What Ms. Brown and Ms. Grant are arguing is against natural law. It is the idea that government bureaucrats can manage monopoly fiat-money printing better than the current crop of private-public bureaucrats and bankers.

The argument is that private central banks are what we have now and if the "people" were in charge of central banking – and money printing – current problems would right themselves.

This is the larger argument regarding public money generally. If Money Power is removed from the hands of the power elite then the entire illegitimate current system would magically transform into something utile and beneficial.

The argument is expanded by a critique against interest. The idea is therefore twofold: Purely public bureaucrats can manage Money Power better than the current mercantilist system and, second, the provision of public money to private interests would somehow reduce bankruptcy and end "interest slavery." Here's some more from Ms. Brown's article:

Basically, her message was that banks create money "out of thin air" and lend it to people and governments at interest. If governments borrowed from their own banks, they could keep the interest and save a lot of money for the taxpayers.

She said her own country of Canada actually did this, from 1939 to 1974. During that time, the government's debt was low and sustainable, and it funded all sorts of remarkable things. Only when the government switched to borrowing privately did it acquire a crippling national debt.

Borrowing privately means selling bonds at market rates of interest (which in Canada quickly shot up to 22%), and the money for these bonds is ultimately created by private banks.
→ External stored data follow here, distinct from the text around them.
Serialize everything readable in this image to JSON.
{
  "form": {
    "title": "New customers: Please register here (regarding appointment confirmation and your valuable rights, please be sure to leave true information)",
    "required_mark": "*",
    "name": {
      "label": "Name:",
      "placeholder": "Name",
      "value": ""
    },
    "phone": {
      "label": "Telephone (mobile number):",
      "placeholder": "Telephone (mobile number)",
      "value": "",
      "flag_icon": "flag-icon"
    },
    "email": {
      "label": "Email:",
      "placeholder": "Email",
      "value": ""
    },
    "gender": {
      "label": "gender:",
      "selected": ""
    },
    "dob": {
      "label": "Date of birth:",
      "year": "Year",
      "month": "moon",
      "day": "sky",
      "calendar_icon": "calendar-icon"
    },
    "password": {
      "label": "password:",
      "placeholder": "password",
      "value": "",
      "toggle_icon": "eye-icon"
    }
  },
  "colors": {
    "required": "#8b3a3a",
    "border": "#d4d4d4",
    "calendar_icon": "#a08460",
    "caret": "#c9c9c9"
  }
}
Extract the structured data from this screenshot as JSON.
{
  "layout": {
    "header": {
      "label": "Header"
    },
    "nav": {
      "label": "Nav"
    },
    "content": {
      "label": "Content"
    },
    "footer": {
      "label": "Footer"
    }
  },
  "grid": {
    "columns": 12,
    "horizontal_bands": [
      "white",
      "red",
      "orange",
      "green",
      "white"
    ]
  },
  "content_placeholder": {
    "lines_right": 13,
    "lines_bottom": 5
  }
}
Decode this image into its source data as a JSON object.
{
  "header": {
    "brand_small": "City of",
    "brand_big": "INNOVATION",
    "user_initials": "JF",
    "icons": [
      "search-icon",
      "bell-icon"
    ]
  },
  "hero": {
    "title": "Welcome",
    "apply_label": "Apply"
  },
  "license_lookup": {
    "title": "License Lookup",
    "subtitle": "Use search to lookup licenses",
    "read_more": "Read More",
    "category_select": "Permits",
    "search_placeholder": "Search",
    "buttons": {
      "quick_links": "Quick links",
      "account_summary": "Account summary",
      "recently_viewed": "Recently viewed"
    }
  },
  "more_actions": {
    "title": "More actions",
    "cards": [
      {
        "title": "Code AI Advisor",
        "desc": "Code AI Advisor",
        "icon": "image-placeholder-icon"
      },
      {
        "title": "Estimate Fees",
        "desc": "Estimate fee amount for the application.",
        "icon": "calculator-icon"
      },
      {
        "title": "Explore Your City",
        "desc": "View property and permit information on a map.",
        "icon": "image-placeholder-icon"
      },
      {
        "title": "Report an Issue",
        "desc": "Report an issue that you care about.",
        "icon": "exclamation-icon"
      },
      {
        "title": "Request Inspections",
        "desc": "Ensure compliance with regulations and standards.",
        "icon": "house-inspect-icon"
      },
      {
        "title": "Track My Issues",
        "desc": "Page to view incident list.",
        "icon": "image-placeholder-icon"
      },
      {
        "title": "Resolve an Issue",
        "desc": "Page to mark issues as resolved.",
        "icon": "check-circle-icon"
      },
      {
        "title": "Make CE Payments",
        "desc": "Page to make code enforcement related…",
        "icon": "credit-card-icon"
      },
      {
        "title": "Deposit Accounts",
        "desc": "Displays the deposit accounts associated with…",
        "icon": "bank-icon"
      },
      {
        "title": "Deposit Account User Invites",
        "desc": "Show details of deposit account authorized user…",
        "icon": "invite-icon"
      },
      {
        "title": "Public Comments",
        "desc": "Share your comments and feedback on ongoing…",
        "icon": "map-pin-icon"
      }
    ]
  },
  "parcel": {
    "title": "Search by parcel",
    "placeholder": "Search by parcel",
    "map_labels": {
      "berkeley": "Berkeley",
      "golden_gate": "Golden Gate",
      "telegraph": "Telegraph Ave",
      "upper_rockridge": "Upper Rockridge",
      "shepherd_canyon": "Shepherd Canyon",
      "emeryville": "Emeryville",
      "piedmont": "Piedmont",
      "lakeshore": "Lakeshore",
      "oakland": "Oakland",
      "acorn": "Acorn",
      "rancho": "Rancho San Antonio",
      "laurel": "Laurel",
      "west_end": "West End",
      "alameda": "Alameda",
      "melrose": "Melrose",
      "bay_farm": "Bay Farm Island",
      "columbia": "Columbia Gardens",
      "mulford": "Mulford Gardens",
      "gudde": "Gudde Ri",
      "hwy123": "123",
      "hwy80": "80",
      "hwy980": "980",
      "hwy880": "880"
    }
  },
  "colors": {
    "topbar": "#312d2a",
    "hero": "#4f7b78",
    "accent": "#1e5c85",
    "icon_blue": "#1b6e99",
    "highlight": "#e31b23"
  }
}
For the latter point, Victoria quoted Graham Towers, head of the Bank of Canada for the first twenty years of its history. He said:

Each and every time a bank makes a loan, new bank credit is created — new deposits — brand new money. Broadly speaking, all new money comes out of a Bank in the form of loans. As loans are debts, then under the present system all money is debt.
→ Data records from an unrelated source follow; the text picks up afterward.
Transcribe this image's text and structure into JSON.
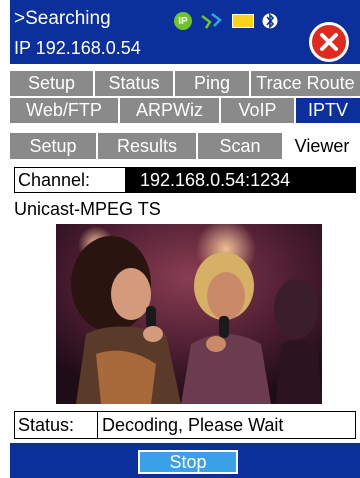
{
  "header": {
    "title": ">Searching",
    "ip": "IP 192.168.0.54"
  },
  "tabs_row1": [
    "Setup",
    "Status",
    "Ping",
    "Trace Route"
  ],
  "tabs_row2": [
    "Web/FTP",
    "ARPWiz",
    "VoIP",
    "IPTV"
  ],
  "subtabs": [
    "Setup",
    "Results",
    "Scan",
    "Viewer"
  ],
  "channel": {
    "label": "Channel:",
    "value": "192.168.0.54:1234"
  },
  "stream_type": "Unicast-MPEG TS",
  "status": {
    "label": "Status:",
    "value": "Decoding, Please Wait"
  },
  "footer": {
    "stop_label": "Stop"
  },
  "colors": {
    "header_bg": "#0b2f9b",
    "tab_bg": "#8a8a8a",
    "close_red": "#e02a1e",
    "stop_blue": "#3aa0e8"
  },
  "icons": [
    "ip-icon",
    "cable-icon",
    "battery-icon",
    "bluetooth-icon",
    "close-icon"
  ]
}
Towers was asked, "Will you tell me why a government with power to create money, should give that power away to a private monopoly, and then borrow that which parliament can create itself, back at interest, to the point of national bankruptcy?" He replied, "If Parliament wants to change the form of operating the banking system, then certainly that is within the power of Parliament."

This is surely a beguiling argument but it doesn't address the issue of monetary inflation. There is absolutely no way that public bureaucrats would know how much money to print – and thus as is currently the case too much money would inevitably be printed.

This would lead to inflation and perhaps, eventually, hyperinflation. Ms. Brown addresses the argument with a logical non sequitur as follows:

[The final] argument [is] that borrowing from the government's own bank would be inflationary … Let's see. The government can borrow money that ultimately comes from private banks, which admittedly create it out of thin air, and soak the taxpayers for a whopping interest bill; or it can borrow from its own bank, which also creates the money out of thin air, and avoid the interest. Even a 12 year old can see how this argument is going to come out.

So because it is being done badly currently, it ought to be done in a purely public manner. Say what? In fact, Ms. Brown and others that we call "Brownians" have no answer to this issue of over-printing money.

There is none. The only system that REALLY works (and has been proven historically) is a private money system with competing currencies. The market itself can decide whether there is too much money in circulation and the value of various monies would rise or fall depending on volume and popularity. Within this context, we believe gold and silver would find their rightful place, as they have historically.

Monetarists like Ms. Brown simply have no answer to the issue of "how much money to print." She and others who espouse such views want us to believe that human beings can provide a judicious substitute for market forces.

The history of humankind is replete with such hubris. Human judgment cannot replace supply and demand. It is unreasonable in our view to advance the argument that it can.

After Thoughts

Even when such rhetoric is offered by cute, smart children.